I would like to be clear, however, that I am fairly neutral about the fact of Anglican messiness re Lambeth. I do not feel negative about the path ++Welby has taken on the invitations. What would any of us have done, if we, like him, were seeking to get the most Anglican bishops in one conference possible in circumstances which are ... messy!

Is there a way forward?

Rather than answer that question with a simple yes or no, I am minded to note to you that I am enjoying reading Diarmaid McCullough's Thomas Cromwell: A Revolutionary Life (which has a very sweet promotional line from Hilary Mantel, author of Tudorian historical novels such as Wolf Hall, "This is a book that - and it's not often you can say this - we have been awaiting for four hundred years.")

Cromwell lived at the heart of change in Henry VIII's England, Wales and Ireland, playing both a political and an ecclesiastical role (which, of course, in that era, were intertwined roles), the like of which has never been seen again since for a layperson.

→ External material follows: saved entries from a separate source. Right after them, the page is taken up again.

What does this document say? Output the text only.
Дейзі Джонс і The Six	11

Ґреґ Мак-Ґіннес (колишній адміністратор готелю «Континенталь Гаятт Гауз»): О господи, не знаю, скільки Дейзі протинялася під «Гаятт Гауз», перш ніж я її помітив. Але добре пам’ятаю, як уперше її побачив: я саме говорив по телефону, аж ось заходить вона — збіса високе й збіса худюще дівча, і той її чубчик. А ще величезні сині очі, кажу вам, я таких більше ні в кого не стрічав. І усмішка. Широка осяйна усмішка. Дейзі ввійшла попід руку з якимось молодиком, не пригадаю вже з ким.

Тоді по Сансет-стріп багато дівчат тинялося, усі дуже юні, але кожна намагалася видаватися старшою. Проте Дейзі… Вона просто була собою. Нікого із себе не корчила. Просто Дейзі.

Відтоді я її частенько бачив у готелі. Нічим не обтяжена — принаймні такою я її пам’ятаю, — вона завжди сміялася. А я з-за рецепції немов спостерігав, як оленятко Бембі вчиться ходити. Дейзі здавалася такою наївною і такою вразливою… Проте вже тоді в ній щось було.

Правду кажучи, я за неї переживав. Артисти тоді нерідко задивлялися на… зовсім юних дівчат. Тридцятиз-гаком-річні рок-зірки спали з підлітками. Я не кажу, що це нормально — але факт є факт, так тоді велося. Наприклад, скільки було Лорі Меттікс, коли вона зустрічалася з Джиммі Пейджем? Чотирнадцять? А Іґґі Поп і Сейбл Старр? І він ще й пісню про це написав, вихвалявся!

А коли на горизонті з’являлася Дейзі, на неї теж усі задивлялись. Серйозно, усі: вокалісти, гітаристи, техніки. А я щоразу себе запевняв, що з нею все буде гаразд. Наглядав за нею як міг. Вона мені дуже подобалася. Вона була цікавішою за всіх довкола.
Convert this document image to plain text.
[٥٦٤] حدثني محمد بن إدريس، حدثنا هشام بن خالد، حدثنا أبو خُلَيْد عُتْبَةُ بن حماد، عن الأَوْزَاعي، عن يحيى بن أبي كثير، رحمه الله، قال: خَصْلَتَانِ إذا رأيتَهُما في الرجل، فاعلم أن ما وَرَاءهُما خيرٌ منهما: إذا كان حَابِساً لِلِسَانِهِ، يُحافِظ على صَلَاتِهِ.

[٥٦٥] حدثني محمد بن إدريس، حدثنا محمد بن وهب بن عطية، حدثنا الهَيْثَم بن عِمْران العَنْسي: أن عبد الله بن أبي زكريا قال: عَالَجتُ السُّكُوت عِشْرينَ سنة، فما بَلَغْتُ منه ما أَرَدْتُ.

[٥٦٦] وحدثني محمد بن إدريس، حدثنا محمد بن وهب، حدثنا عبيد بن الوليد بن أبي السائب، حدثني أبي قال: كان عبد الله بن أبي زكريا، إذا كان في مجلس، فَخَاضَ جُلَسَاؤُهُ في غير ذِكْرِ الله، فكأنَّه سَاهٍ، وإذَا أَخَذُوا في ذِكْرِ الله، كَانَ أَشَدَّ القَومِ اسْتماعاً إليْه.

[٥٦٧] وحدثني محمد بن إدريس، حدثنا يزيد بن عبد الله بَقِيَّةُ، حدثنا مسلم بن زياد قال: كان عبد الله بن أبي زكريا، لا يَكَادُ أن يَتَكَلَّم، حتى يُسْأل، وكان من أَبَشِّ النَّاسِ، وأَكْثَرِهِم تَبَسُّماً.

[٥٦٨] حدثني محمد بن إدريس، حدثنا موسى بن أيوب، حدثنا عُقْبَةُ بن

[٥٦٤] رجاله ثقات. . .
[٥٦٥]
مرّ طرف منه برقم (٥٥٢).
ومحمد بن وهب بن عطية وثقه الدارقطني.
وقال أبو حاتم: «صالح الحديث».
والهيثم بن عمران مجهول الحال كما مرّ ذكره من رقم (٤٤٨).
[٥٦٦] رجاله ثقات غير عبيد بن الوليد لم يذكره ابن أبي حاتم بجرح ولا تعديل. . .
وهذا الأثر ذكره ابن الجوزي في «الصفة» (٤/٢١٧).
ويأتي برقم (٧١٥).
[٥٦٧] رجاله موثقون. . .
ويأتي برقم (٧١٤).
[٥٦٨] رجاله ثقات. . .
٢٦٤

As a (mostly) sympathetic proponent of the Continent-influenced English Reformation in an England tilted theologically in a Catholic direction (so the Henrician mind) but canonically in a Protestant direction (so the Henrician ambition to both break from Rome's control and to gain financially from dissolution of monasteries), did Cromwell ever clearly see "the way forward"? England was very "messy" in those emerging Anglicanism days!

And, if all seemed well (after Cromwell was executed in 1540) because of what happened in the reign of Edward VI, t'was not so when Mary Tudor ascended to the throne. Then came Elizabeth ... o happy days for those longing for the mess of the 1530s -1550s to end.

Is there a way forward for the Anglican Communion? Yes but likely not seen and agreed to this year, or decade.

Postscript: one fascinating aspect of reading Cromwell's story, at least until the point when Katherine of Aragon and Anne Boleyn are out of the story, is that years and years  were spent trying to resolve "the King's Great Matter", i.e. the matter of securing agreement that his marriage to Katherine should be annulled.

Obviously a significant amount of agreement was secured within England itself, but there was a great effort made to secure agreement on the Continent, including working with theologians and philosophers in contexts where local monarchical or ducal rulers seeking political alliances might be inclined to support both Henry's aspirations re peace and trade as well as re annulment of his marriage.

As the story of this European wide search for support unfolds in MacCullough's telling, I couldn't help thinking of today's desperation on the part of Theresa May and her government to secure European agreement for what they want re Brexit.

In both cases, it is the will of Europe that the island nation experiences unhappy failure to reach agreement!